Au Kenya, cinq juges de la Haute Cour ont jugé que les amendements constitutionnels controversés proposés par le gouvernement étaient irréguliers, illégaux et inconstitutionnels. En conséquence, les plans visant à introduire les changements avant les élections générales de 2022 ont été sapés. Au Zimbabwe, la Haute Cour a statué que le juge en chef du pays, Luke Malaba, avait dû prendre sa retraite parce que la prolongation de son mandat par le président était illégale. Désormais, un allié clé du président ne peut plus trancher en sa faveur.

Ces événements ont naturellement fait espérer que le pouvoir judiciaire pourrait inspirer une «consolidation indispensable du constitutionnalisme et de la démocratie». Mais les juges ne fonctionnent pas dans le vide, et l’expérience passée nous montre que leur capacité à le faire dépend du rôle joué par les groupes de la société civile, les forces de sécurité et d’autres institutions étatiques – et d’avoir une constitution démocratique pour commencer.

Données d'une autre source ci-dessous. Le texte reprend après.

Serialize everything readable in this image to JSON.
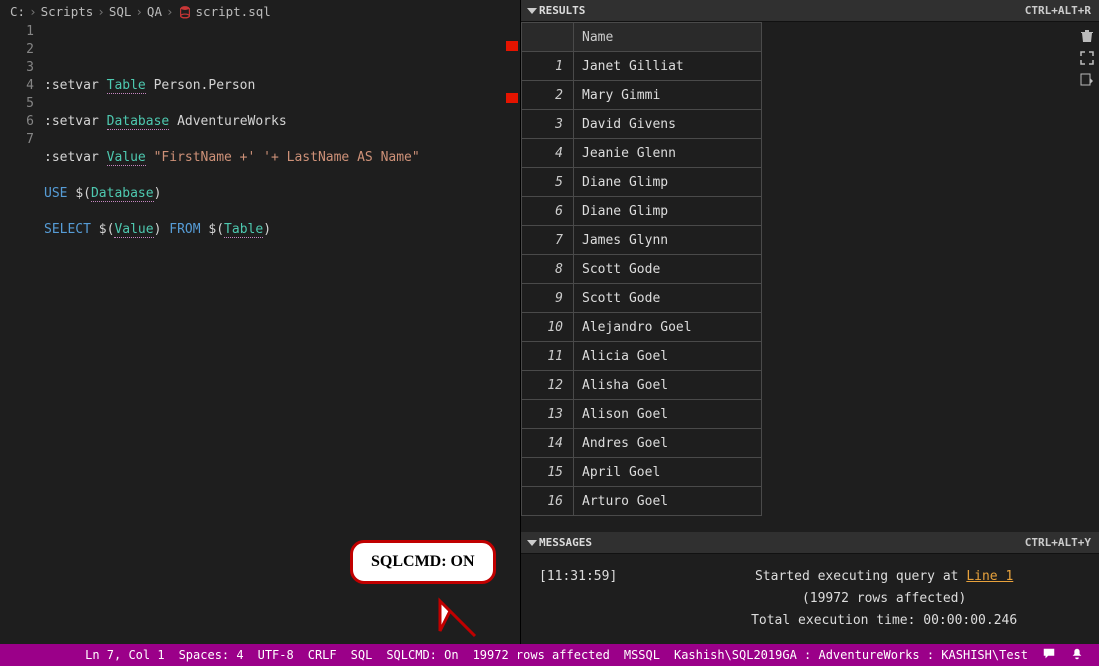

L’important de la préséance

Les décisions récentes au Kenya et au Zimbabwe sont intervenues dans le contexte d’un certain nombre de décisions judiciaires marquantes ces dernières années. Plus célèbre encore, la Cour suprême du Kenya est devenue le premier organe judiciaire en Afrique à annuler la victoire électorale d’un président en exercice à la suite d’un scrutin controversé en août 2017. La Cour constitutionnelle du Malawi a emboîté le pas en 2020, en annulant la victoire du président Peter Mutharika à la suite de la tristement célèbre élection ‘Tip-Ex’ de 2019.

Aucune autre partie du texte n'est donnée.